If the condition is deemed to be the result of an industrial injury, those suffering would be entitled to an additional state benefit of £160 per week. So far, the Industrial Injuries Advisory Council – the body that rules on the issue – has not passed judgment, despite having the issue under constant review for the past eight years. It claims it needs more scientific evidence. The council’s usual requirement when making the link between illness and industry is that the workplace delivers double the likelihood of contracting a condition.

“Certain figures in football accept there is a link, that the science is straightforward and inarguable,” says Boardman. “But, as with tobacco interests in the past, there is a widespread fear that full, formal acknowledgement would be a spur to litigation.”

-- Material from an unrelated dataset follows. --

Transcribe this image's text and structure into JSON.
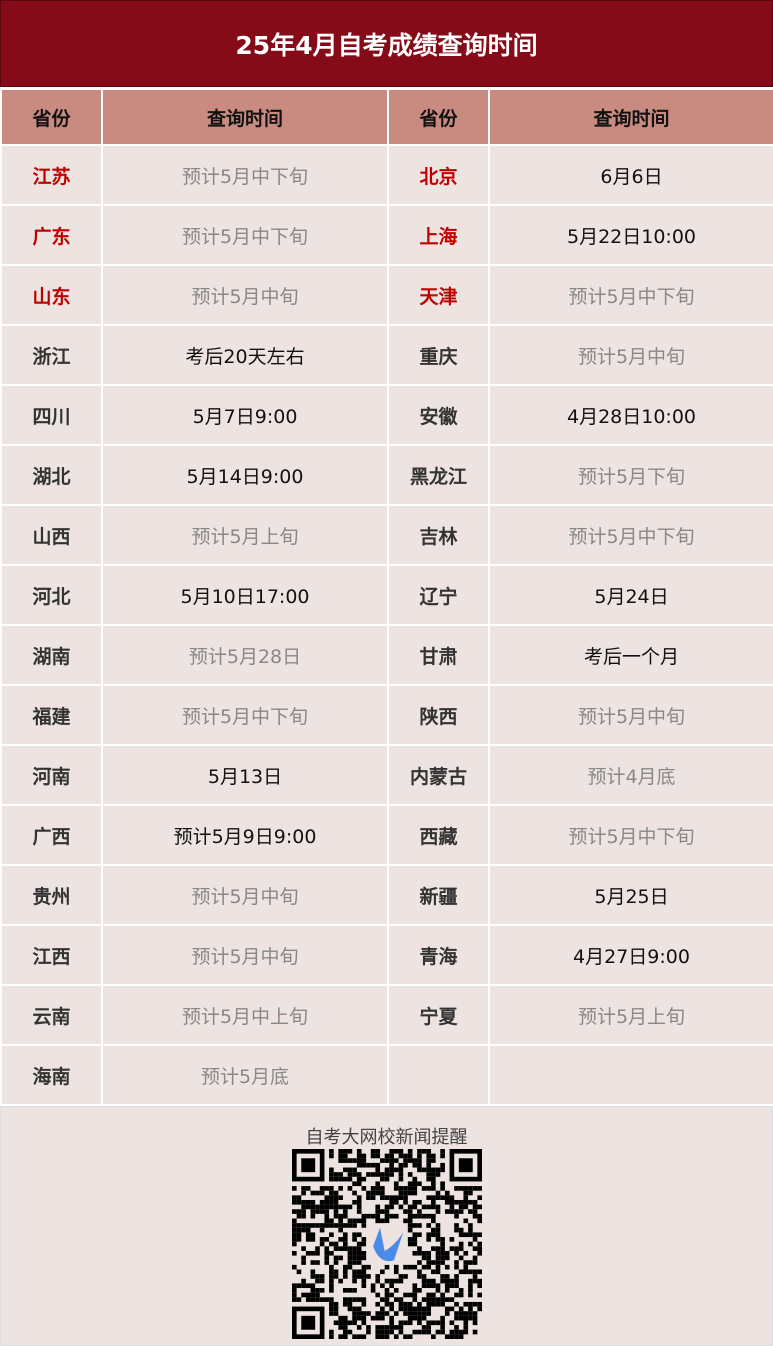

In the US the connection between CTE and the helmet-to-helmet collisions that had long been part of American Football was recognised by science as long ago as 2003. But it took a further 10 years before the National Football League finally reached a settlement of a class action lawsuit brought by brain-damaged former players said to be worth $765 million (£600 million). And it was not until 2018 that the governing body altered its rules to limit helmet-to-helmet hits.

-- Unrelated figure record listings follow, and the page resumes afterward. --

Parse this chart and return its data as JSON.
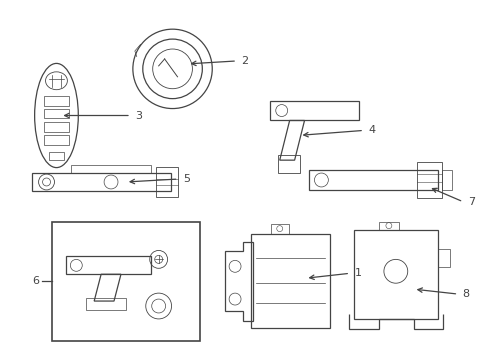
{
  "bg_color": "#ffffff",
  "line_color": "#444444",
  "lw": 0.9,
  "fig_w": 4.89,
  "fig_h": 3.6,
  "dpi": 100
}
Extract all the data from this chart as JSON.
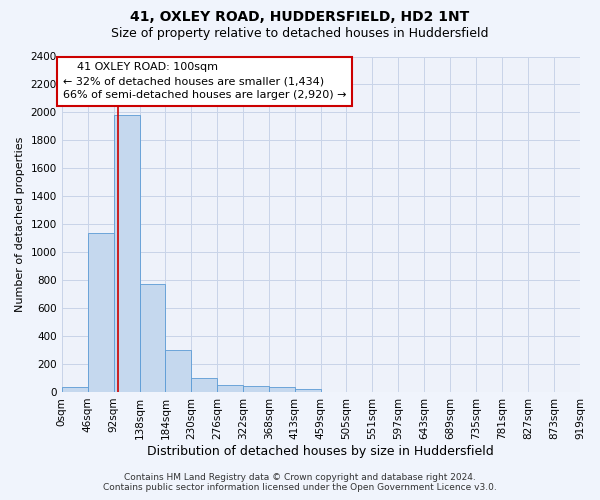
{
  "title": "41, OXLEY ROAD, HUDDERSFIELD, HD2 1NT",
  "subtitle": "Size of property relative to detached houses in Huddersfield",
  "xlabel": "Distribution of detached houses by size in Huddersfield",
  "ylabel": "Number of detached properties",
  "footer_line1": "Contains HM Land Registry data © Crown copyright and database right 2024.",
  "footer_line2": "Contains public sector information licensed under the Open Government Licence v3.0.",
  "annotation_line1": "    41 OXLEY ROAD: 100sqm",
  "annotation_line2": "← 32% of detached houses are smaller (1,434)",
  "annotation_line3": "66% of semi-detached houses are larger (2,920) →",
  "property_sqm": 100,
  "bin_width": 46,
  "bin_edges": [
    0,
    46,
    92,
    138,
    184,
    230,
    276,
    322,
    368,
    413,
    459,
    505,
    551,
    597,
    643,
    689,
    735,
    781,
    827,
    873,
    919
  ],
  "bar_heights": [
    35,
    1135,
    1980,
    775,
    300,
    100,
    47,
    40,
    35,
    20,
    0,
    0,
    0,
    0,
    0,
    0,
    0,
    0,
    0,
    0
  ],
  "bar_color": "#c5d8ee",
  "bar_edge_color": "#5b9bd5",
  "vline_color": "#cc0000",
  "vline_x": 100,
  "ylim_max": 2400,
  "yticks": [
    0,
    200,
    400,
    600,
    800,
    1000,
    1200,
    1400,
    1600,
    1800,
    2000,
    2200,
    2400
  ],
  "xtick_labels": [
    "0sqm",
    "46sqm",
    "92sqm",
    "138sqm",
    "184sqm",
    "230sqm",
    "276sqm",
    "322sqm",
    "368sqm",
    "413sqm",
    "459sqm",
    "505sqm",
    "551sqm",
    "597sqm",
    "643sqm",
    "689sqm",
    "735sqm",
    "781sqm",
    "827sqm",
    "873sqm",
    "919sqm"
  ],
  "grid_color": "#c8d4e8",
  "bg_color": "#f0f4fc",
  "plot_bg_color": "#eef2fa",
  "annotation_box_facecolor": "#ffffff",
  "annotation_box_edgecolor": "#cc0000",
  "title_fontsize": 10,
  "subtitle_fontsize": 9,
  "xlabel_fontsize": 9,
  "ylabel_fontsize": 8,
  "tick_fontsize": 7.5,
  "annotation_fontsize": 8,
  "footer_fontsize": 6.5
}
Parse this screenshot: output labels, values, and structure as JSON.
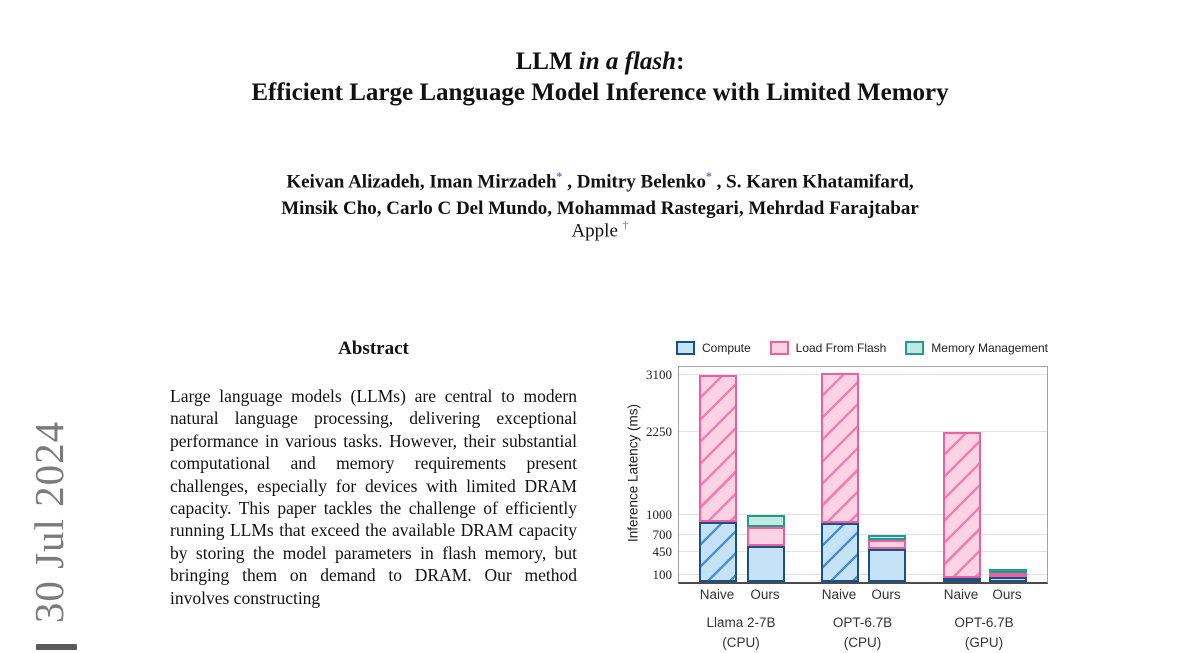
{
  "watermark": {
    "text": "30 Jul 2024"
  },
  "header": {
    "title_plain": "LLM ",
    "title_italic": "in a flash",
    "title_colon": ":",
    "title_line2": "Efficient Large Language Model Inference with Limited Memory",
    "authors_line1_a": "Keivan Alizadeh, Iman Mirzadeh",
    "star1": "*",
    "authors_line1_b": " , Dmitry Belenko",
    "star2": "*",
    "authors_line1_c": " , S. Karen Khatamifard,",
    "authors_line2": "Minsik Cho, Carlo C Del Mundo, Mohammad Rastegari, Mehrdad Farajtabar",
    "affiliation": "Apple ",
    "dagger": "†"
  },
  "abstract": {
    "heading": "Abstract",
    "body": "Large language models (LLMs) are central to modern natural language processing, delivering exceptional performance in various tasks. However, their substantial computational and memory requirements present challenges, especially for devices with limited DRAM capacity. This paper tackles the challenge of efficiently running LLMs that exceed the available DRAM capacity by storing the model parameters in flash memory, but bringing them on demand to DRAM. Our method involves constructing"
  },
  "chart_data": {
    "type": "bar",
    "stacked": true,
    "ylabel": "Inference Latency (ms)",
    "yticks": [
      100,
      450,
      700,
      1000,
      2250,
      3100
    ],
    "ylim": [
      0,
      3225
    ],
    "grid": true,
    "legend_position": "top",
    "legend": [
      "Compute",
      "Load From Flash",
      "Memory Management"
    ],
    "series_keys": [
      "compute",
      "load_from_flash",
      "memory_management"
    ],
    "groups": [
      {
        "label_line1": "Llama 2-7B",
        "label_line2": "(CPU)",
        "bars": [
          {
            "name": "Naive",
            "hatched": true,
            "compute": 905,
            "load_from_flash": 2195,
            "memory_management": 0
          },
          {
            "name": "Ours",
            "hatched": false,
            "compute": 540,
            "load_from_flash": 290,
            "memory_management": 170
          }
        ]
      },
      {
        "label_line1": "OPT-6.7B",
        "label_line2": "(CPU)",
        "bars": [
          {
            "name": "Naive",
            "hatched": true,
            "compute": 890,
            "load_from_flash": 2245,
            "memory_management": 0
          },
          {
            "name": "Ours",
            "hatched": false,
            "compute": 495,
            "load_from_flash": 135,
            "memory_management": 70
          }
        ]
      },
      {
        "label_line1": "OPT-6.7B",
        "label_line2": "(GPU)",
        "bars": [
          {
            "name": "Naive",
            "hatched": true,
            "compute": 60,
            "load_from_flash": 2190,
            "memory_management": 0
          },
          {
            "name": "Ours",
            "hatched": false,
            "compute": 70,
            "load_from_flash": 60,
            "memory_management": 55
          }
        ]
      }
    ],
    "colors": {
      "compute_fill": "#c5e3f7",
      "compute_stroke": "#1d4f87",
      "compute_hatch": "#4f8fc8",
      "flash_fill": "#fbd3e4",
      "flash_stroke": "#ee5f9e",
      "flash_hatch": "#f17fb2",
      "memory_fill": "#bfeae4",
      "memory_stroke": "#27988e",
      "memory_hatch": "#5fbfb4",
      "grid": "#e2e2e2",
      "note_accent": "#6a6ad0",
      "watermark_gray": "#7b7b7b"
    }
  }
}
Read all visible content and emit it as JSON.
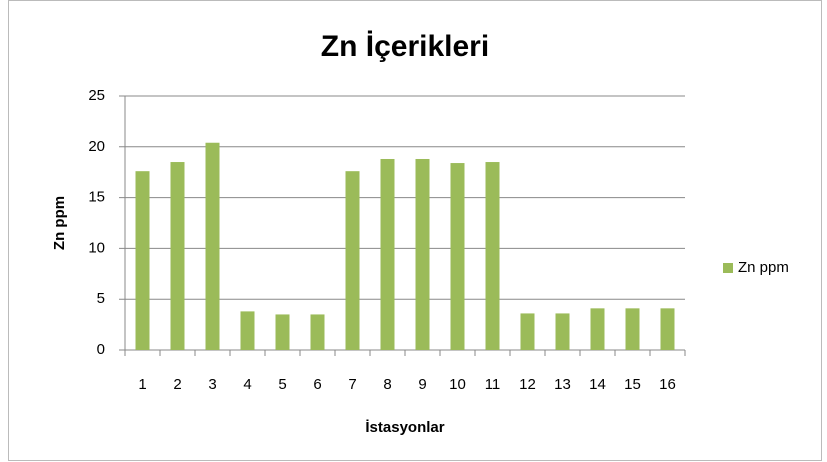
{
  "chart_data": {
    "type": "bar",
    "title": "Zn İçerikleri",
    "x_label": "İstasyonlar",
    "y_label": "Zn ppm",
    "categories": [
      "1",
      "2",
      "3",
      "4",
      "5",
      "6",
      "7",
      "8",
      "9",
      "10",
      "11",
      "12",
      "13",
      "14",
      "15",
      "16"
    ],
    "series": [
      {
        "name": "Zn ppm",
        "color": "#9bbb59",
        "values": [
          17.6,
          18.5,
          20.4,
          3.8,
          3.5,
          3.5,
          17.6,
          18.8,
          18.8,
          18.4,
          18.5,
          3.6,
          3.6,
          4.1,
          4.1,
          4.1
        ]
      }
    ],
    "ylim": [
      0,
      25
    ],
    "yticks": [
      0,
      5,
      10,
      15,
      20,
      25
    ],
    "grid": true,
    "legend": "right"
  }
}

None of that would have happened without relentless legal action. Boardman’s company (that also offers help to rugby players who have been similarly compromised by their profession) is already advising 30 former footballers on a class action case in this country. The football group – which includes the family of Nobby Stiles – is seeking compensation from several organisations, including the International Football Association Board, the body that sets the worldwide rules of the game.

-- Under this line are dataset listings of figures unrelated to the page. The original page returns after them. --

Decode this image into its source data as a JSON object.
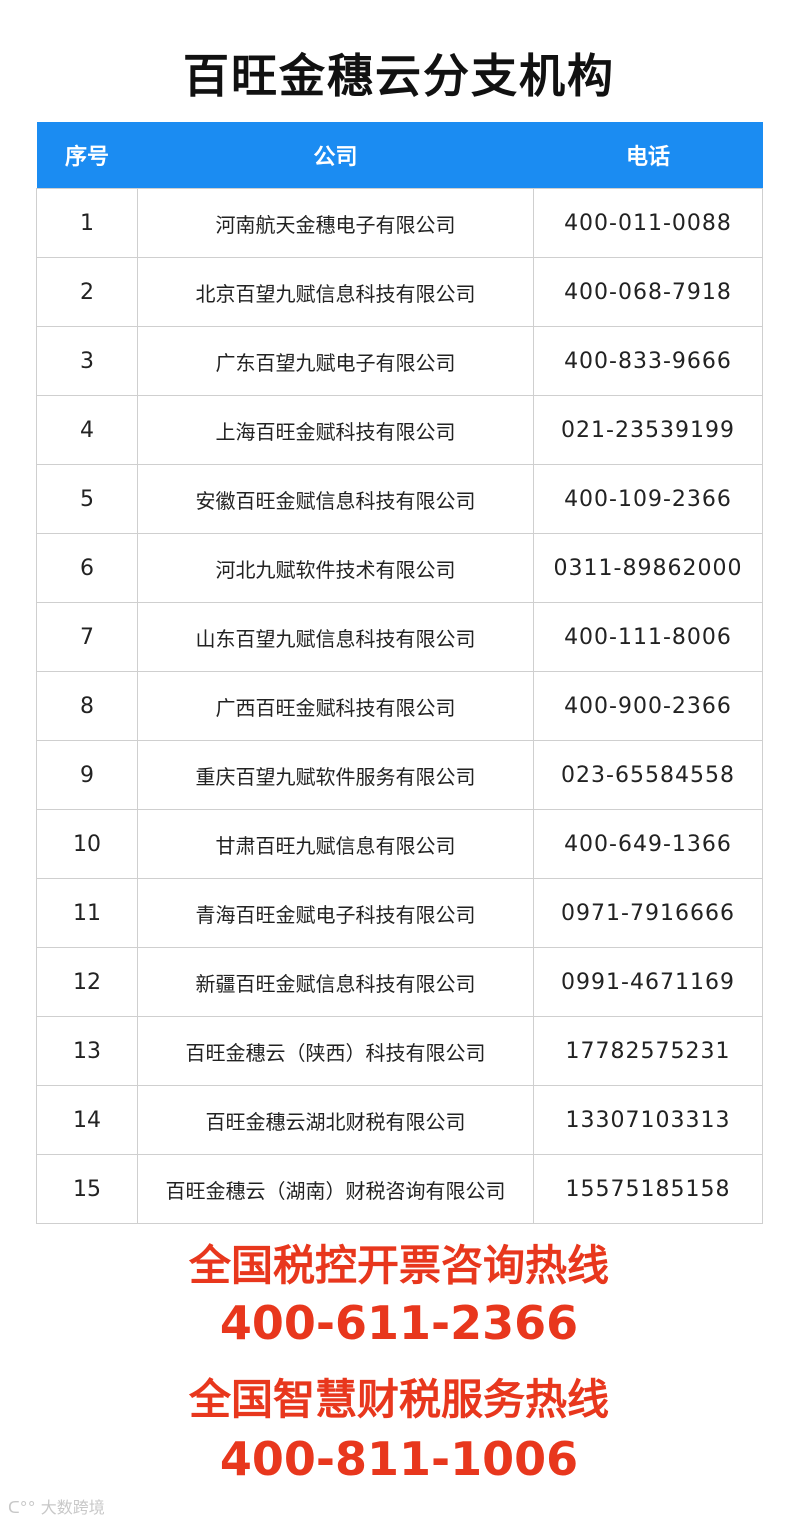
{
  "title": "百旺金穗云分支机构",
  "table": {
    "headers": [
      "序号",
      "公司",
      "电话"
    ],
    "rows": [
      [
        "1",
        "河南航天金穗电子有限公司",
        "400-011-0088"
      ],
      [
        "2",
        "北京百望九赋信息科技有限公司",
        "400-068-7918"
      ],
      [
        "3",
        "广东百望九赋电子有限公司",
        "400-833-9666"
      ],
      [
        "4",
        "上海百旺金赋科技有限公司",
        "021-23539199"
      ],
      [
        "5",
        "安徽百旺金赋信息科技有限公司",
        "400-109-2366"
      ],
      [
        "6",
        "河北九赋软件技术有限公司",
        "0311-89862000"
      ],
      [
        "7",
        "山东百望九赋信息科技有限公司",
        "400-111-8006"
      ],
      [
        "8",
        "广西百旺金赋科技有限公司",
        "400-900-2366"
      ],
      [
        "9",
        "重庆百望九赋软件服务有限公司",
        "023-65584558"
      ],
      [
        "10",
        "甘肃百旺九赋信息有限公司",
        "400-649-1366"
      ],
      [
        "11",
        "青海百旺金赋电子科技有限公司",
        "0971-7916666"
      ],
      [
        "12",
        "新疆百旺金赋信息科技有限公司",
        "0991-4671169"
      ],
      [
        "13",
        "百旺金穗云（陕西）科技有限公司",
        "17782575231"
      ],
      [
        "14",
        "百旺金穗云湖北财税有限公司",
        "13307103313"
      ],
      [
        "15",
        "百旺金穗云（湖南）财税咨询有限公司",
        "15575185158"
      ]
    ]
  },
  "hotlines": {
    "tax_label": "全国税控开票咨询热线",
    "tax_number": "400-611-2366",
    "smart_label": "全国智慧财税服务热线",
    "smart_number": "400-811-1006"
  },
  "watermark": "大数跨境",
  "colors": {
    "header": "#1b8cf2",
    "hotline": "#e8371d"
  }
}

Players hold silhouettes representing 66 football players who have succumbed to dementia before the Billion Pound Game organised by Head for Change at Spennymoor Town FC Credit: Asadour Guzelian

Some would like things to go beyond compensation for past injuries and see the rules of the game significantly modernised to mitigate the dangers. Head for Change, a lobbying body established by Judith Gates, whose husband Bill played for Middlesbrough in the 1970s and is now diagnosed with dementia, held a no-heading trial match at Spennymoor FC in September 2021. Those who watched said the lack of heading was barely noticed.

“We are not looking to snowflake the game away,” says Boardman. “Yes, the science suggests footballers would be at far lesser risk should heading be banned completely. But the risk is hugely lowered by having reduced amounts of heading in training, by ensuring balls are not over-inflated, by adopting proper concussion protocols. That is what we are seeking. And that should be the minimum.”

One thing is for sure, this is an issue which is not going away. Gary Pallister, one of McQueen’s successors at Manchester United, who won several league titles under Ferguson’s direction, was talking recently about his own fear for the future. Although not yet diagnosed with any brain damage, the concern was starkly evident in his voice.

“Most of the time,” he said, “my head feels like it is filled with broken glass.”